The reader says he works in shipping and speaks to what he sees as only 'emergency work' on vessels at dry dock in the US Gulf.

Surely, if Jamaica integrates Dr Cole's dry dock plans into the logistics hub, the facilities in Jamaica would be all-inclusive, able to handle all matters relating to ship repairs and the moving and storage of freight. It probably would suit us to have the Chinese as one of the main investors to ensure added viability of the venture (reduced competition).

Another reader wrote: "I wrote a friend last week asking the question: Where will the big idea come from for Jamaica? I read your article this morning and I was awed by the specifics of this dry dock facility.

"I hope for the sake of every child in need, or under-resourced school or hospital, that we move on this quickly as international capital is out there. Yes, these unions need to change their approach and they have to do so quickly. I suspect that UTech is a more suitable place for a Chair. Mona lacks the expertise in engineering and UTech has both business and engineering. Do we have persons with the expertise in shipping law?"

Minister Tony Hylton (industry, investment and commerce) is gung-ho on the dry dock project, but he must first be convinced in his mind that many politicians before him have talked, talked and talked. From the pages of the PNP's Progressive Agenda, the ministry seems set to go full steam ahead on the logistics hub and the general information is, investors are lining up. That is splendid news.
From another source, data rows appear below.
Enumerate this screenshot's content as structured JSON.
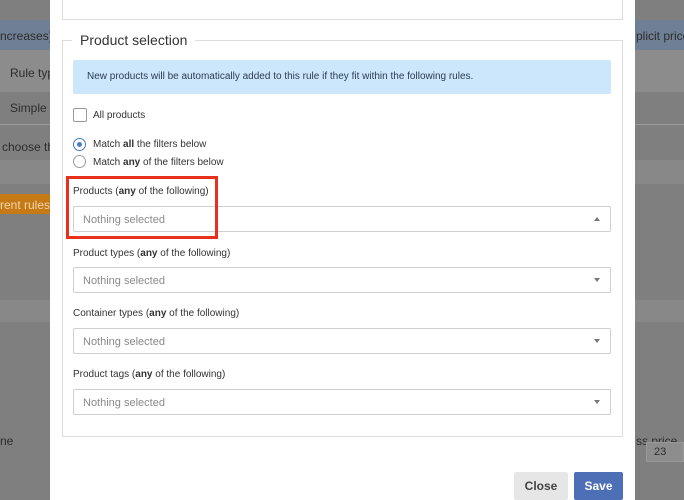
{
  "background": {
    "text_increases": "ncreases) to",
    "text_explicit": "plicit price' b",
    "col_rule_type": "Rule type",
    "row_simple": "Simple",
    "text_choose": "choose the",
    "orange_label": "rent rules c",
    "col_ne": "ne",
    "col_price": "ss price",
    "page_23": "23"
  },
  "section": {
    "legend": "Product selection",
    "info": "New products will be automatically added to this rule if they fit within the following rules.",
    "all_products": "All products",
    "match_all_pre": "Match ",
    "match_all_bold": "all",
    "match_all_post": " the filters below",
    "match_any_pre": "Match ",
    "match_any_bold": "any",
    "match_any_post": " of the filters below"
  },
  "filters": [
    {
      "label_pre": "Products (",
      "label_bold": "any",
      "label_post": " of the following)",
      "placeholder": "Nothing selected"
    },
    {
      "label_pre": "Product types (",
      "label_bold": "any",
      "label_post": " of the following)",
      "placeholder": "Nothing selected"
    },
    {
      "label_pre": "Container types (",
      "label_bold": "any",
      "label_post": " of the following)",
      "placeholder": "Nothing selected"
    },
    {
      "label_pre": "Product tags (",
      "label_bold": "any",
      "label_post": " of the following)",
      "placeholder": "Nothing selected"
    }
  ],
  "footer": {
    "close_label": "Close",
    "save_label": "Save"
  },
  "colors": {
    "accent": "#4d6fb5",
    "info_bg": "#cce6fb",
    "highlight": "#e8301c",
    "orange": "#c57a16"
  }
}
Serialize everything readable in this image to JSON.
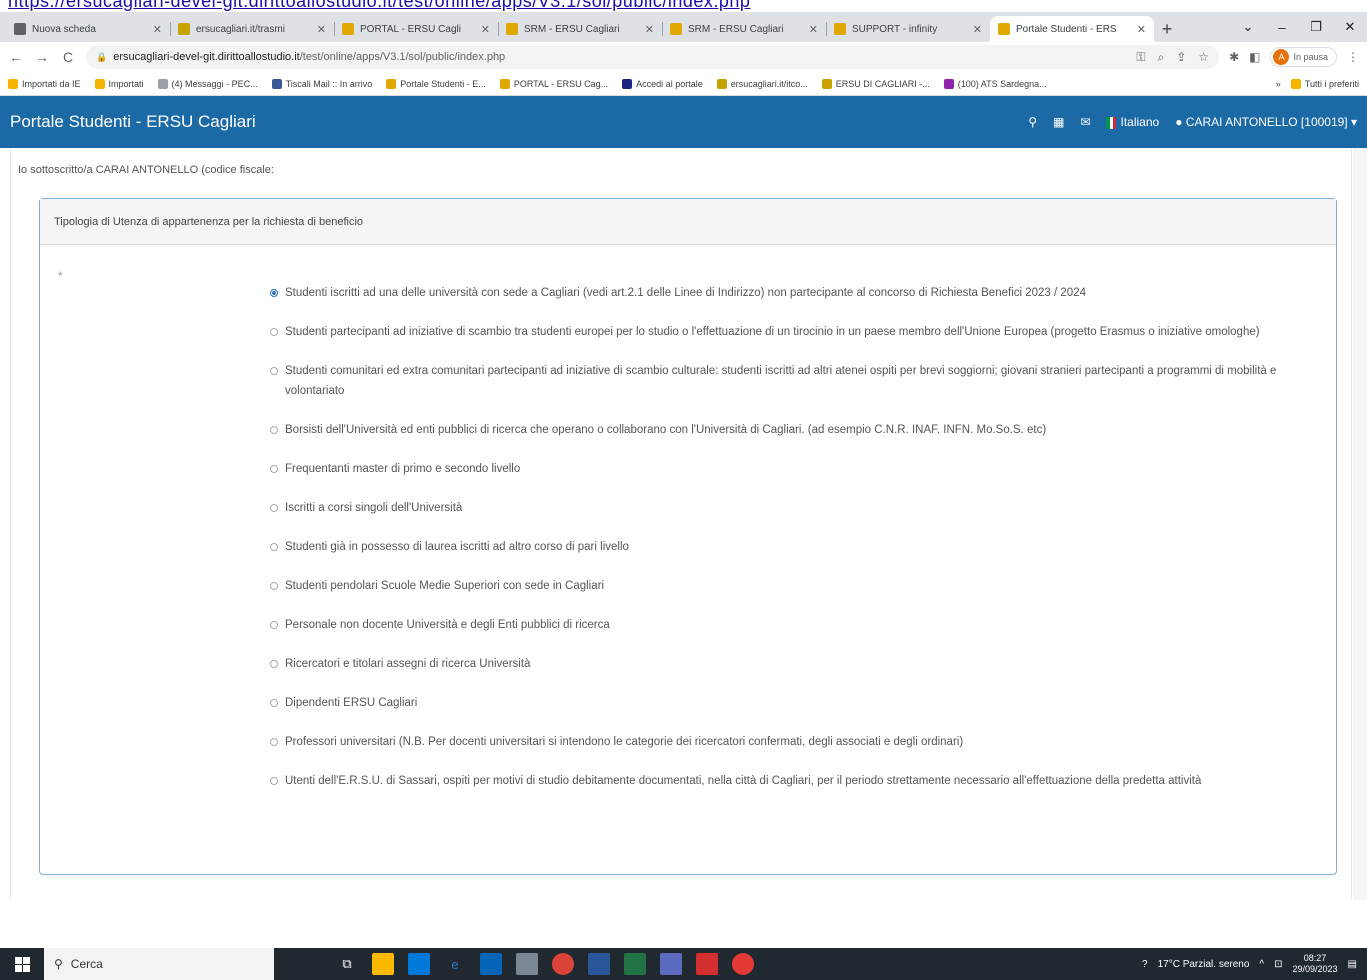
{
  "browser": {
    "tabs": [
      {
        "title": "Nuova scheda",
        "color": "#5f6368"
      },
      {
        "title": "ersucagliari.it/trasmi",
        "color": "#c8a200"
      },
      {
        "title": "PORTAL - ERSU Cagli",
        "color": "#e0a800"
      },
      {
        "title": "SRM - ERSU Cagliari",
        "color": "#e0a800"
      },
      {
        "title": "SRM - ERSU Cagliari",
        "color": "#e0a800"
      },
      {
        "title": "SUPPORT - infinity",
        "color": "#e0a800"
      },
      {
        "title": "Portale Studenti - ERS",
        "color": "#e0a800",
        "active": true
      }
    ],
    "url_host": "ersucagliari-devel-git.dirittoallostudio.it",
    "url_path": "/test/online/apps/V3.1/sol/public/index.php",
    "profile_status": "In pausa",
    "profile_initial": "A",
    "bookmarks": [
      {
        "label": "Importati da IE",
        "color": "#f4b400"
      },
      {
        "label": "Importati",
        "color": "#f4b400"
      },
      {
        "label": "(4) Messaggi - PEC...",
        "color": "#9aa0a6"
      },
      {
        "label": "Tiscali Mail :: In arrivo",
        "color": "#3b5998"
      },
      {
        "label": "Portale Studenti - E...",
        "color": "#e0a800"
      },
      {
        "label": "PORTAL - ERSU Cag...",
        "color": "#e0a800"
      },
      {
        "label": "Accedi al portale",
        "color": "#1a237e"
      },
      {
        "label": "ersucagliari.it/itco...",
        "color": "#c8a200"
      },
      {
        "label": "ERSU DI CAGLIARI -...",
        "color": "#c8a200"
      },
      {
        "label": "(100) ATS Sardegna...",
        "color": "#8e24aa"
      }
    ],
    "all_bookmarks": "Tutti i preferiti"
  },
  "portal": {
    "brand": "Portale Studenti - ERSU Cagliari",
    "language": "Italiano",
    "user": "CARAI ANTONELLO [100019]"
  },
  "form": {
    "intro": "Io sottoscritto/a CARAI ANTONELLO (codice fiscale:",
    "panel_title": "Tipologia di Utenza di appartenenza per la richiesta di beneficio",
    "required_mark": "*",
    "options": [
      {
        "label": "Studenti iscritti ad una delle università con sede a Cagliari (vedi art.2.1 delle Linee di Indirizzo) non partecipante al concorso di Richiesta Benefici 2023 / 2024",
        "selected": true
      },
      {
        "label": "Studenti partecipanti ad iniziative di scambio tra studenti europei per lo studio o l'effettuazione di un tirocinio in un paese membro dell'Unione Europea (progetto Erasmus o iniziative omologhe)",
        "selected": false
      },
      {
        "label": "Studenti comunitari ed extra comunitari partecipanti ad iniziative di scambio culturale: studenti iscritti ad altri atenei ospiti per brevi soggiorni; giovani stranieri partecipanti a programmi di mobilità e volontariato",
        "selected": false
      },
      {
        "label": "Borsisti dell'Università ed enti pubblici di ricerca che operano o collaborano con l'Università di Cagliari. (ad esempio C.N.R. INAF. INFN. Mo.So.S. etc)",
        "selected": false
      },
      {
        "label": "Frequentanti master di primo e secondo livello",
        "selected": false
      },
      {
        "label": "Iscritti a corsi singoli dell'Università",
        "selected": false
      },
      {
        "label": "Studenti già in possesso di laurea iscritti ad altro corso di pari livello",
        "selected": false
      },
      {
        "label": "Studenti pendolari Scuole Medie Superiori con sede in Cagliari",
        "selected": false
      },
      {
        "label": "Personale non docente Università e degli Enti pubblici di ricerca",
        "selected": false
      },
      {
        "label": "Ricercatori e titolari assegni di ricerca Università",
        "selected": false
      },
      {
        "label": "Dipendenti ERSU Cagliari",
        "selected": false
      },
      {
        "label": "Professori universitari (N.B. Per docenti universitari si intendono le categorie dei ricercatori confermati, degli associati e degli ordinari)",
        "selected": false
      },
      {
        "label": "Utenti dell'E.R.S.U. di Sassari, ospiti per motivi di studio debitamente documentati, nella città di Cagliari, per il periodo strettamente necessario all'effettuazione della predetta attività",
        "selected": false
      }
    ]
  },
  "taskbar": {
    "search_placeholder": "Cerca",
    "weather": "17°C Parzial. sereno",
    "time": "08:27",
    "date": "29/09/2023"
  }
}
Jamaicans here and abroad must be involved via public offerings and I expect to hear more on this soon.

McKeeva Bush a Jamaican favourite

It is my understanding, from Caymanian sources, that recently arrested and bailed premier of the Cayman Islands, William McKeeva Bush, has Jamaican connections as his great-grandfather was Jamaican.

It is also my understanding that Bush has awaiting him, on his arrival back from Jamaica, a hero's welcome in West Bay in Cayman.

"He's a most charming and well-liked man here in Cayman. He's especially liked by the Jamaicans, wealthy and not-so-wealthy. It is my belief that the charge against him for importation of explosives will not stick but, one never knows."

Frankly, I had no idea that a politician could be arrested on SUSPICION of various matters. That one is new to me. Should that judgement be applied to our politicians, most would be behind bars, both deserved and innocent. Yes, there are politicians in Jamaica who are decent, but maybe they are just the foolish ones.

I wish Mr Bush well and look forward to his responses in the Caymanian Courts.